Under the hood, the agent wrote code. The render UI function gives the agent an environment where it can write JSX, use React with useState, call TanStack Query, and pull from PostHog's own UI components. The queries it calls look like a typed SDK — if you've used tRPC or oRPC, you'll recognize the shape. You expose your API endpoints as typed queries, ship your own React components alongside them, and the agent composes the two.
To prove the point, Rhys grabbed a time series lineage chart straight from PostHog, dropped it into context, and the agent used it. Same conversation, no context switch, real product UI rendered back to the user.

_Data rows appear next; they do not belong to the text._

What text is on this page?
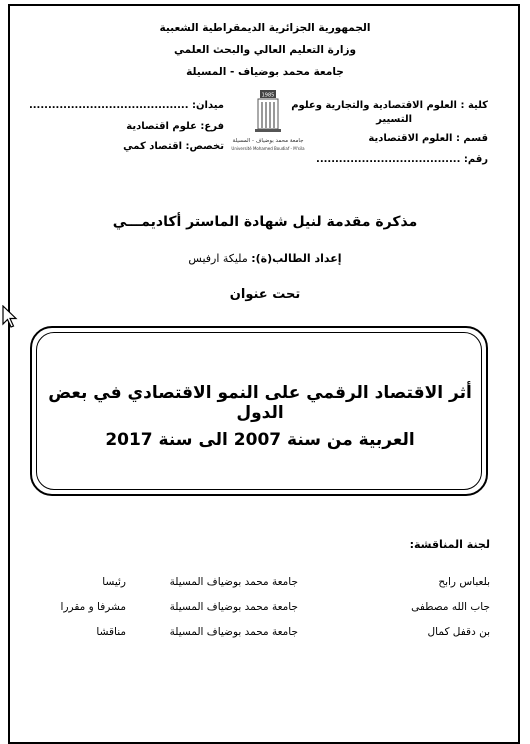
الجمهورية الجزائرية الديمقراطية الشعبية
وزارة التعليم العالي والبحث العلمي
جامعة محمد بوضياف - المسيلة
كلية : العلوم الاقتصادية والتجارية وعلوم
التسيير
قسم : العلوم الاقتصادية
رقم: ......................................
ميدان: ..........................................
فرع: علوم اقتصادية
تخصص: اقتصاد كمي
1985
جامعة محمد بوضياف - المسيلة
Université Mohamed Boudiaf - M'sila
مذكرة مقدمة لنيل شهادة الماستر أكاديمـــي
إعداد الطالب(ة): مليكة ارفيس
تحت عنوان
أثر الاقتصاد الرقمي على النمو الاقتصادي في بعض الدول
العربية من سنة 2007 الى سنة 2017
لجنة المناقشة:
بلعباس رابح
جامعة محمد بوضياف المسيلة
رئيسا
جاب الله مصطفى
جامعة محمد بوضياف المسيلة
مشرفا و مقررا
بن دقفل كمال
جامعة محمد بوضياف المسيلة
مناقشا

The execute tool and code mode
The agent in the demo has three tools: execute, render UI, and a docs search tool. The search tool is the cheap win — it gives the agent grounded information about the product.
execute is where the interesting work happens. It's built on the Executor REST API, and it lets you take any OpenAPI spec or MCP setup and turn it into a TypeScript SDK the agent can call.
That pattern lines up with code mode, which Cloudflare wrote up on their blog. The idea: ship your entire OpenAPI spec to the agent, convert it to a TypeScript SDK, and let the agent write code against it. Rhys's example was a Google APIs call listing emails and filtering down to messages from OpenAI. The bet underneath all of this is simple — agents write code more reliably than they emit one-off tool calls when you give them a real environment to write it in.

Where MCP apps fit
The final piece: this isn't a hack on top of the spec. MCP apps are officially part of the MCP spec. Clients with native support can embed the app directly; clients without it can link out to the URL. The deep-link experience degrades gracefully — same generative UI, rendered in the client when possible, opened in the product when not.
The pattern is portable. Swap PostHog for WorkOS, or any product with an OpenAPI surface and a component library, and it still holds: expose your endpoints as a typed SDK, ship your components, let the agent compose them, and deep link the user back into your product. That's how you get generative UI out of an agent and into something a user actually wants to look at.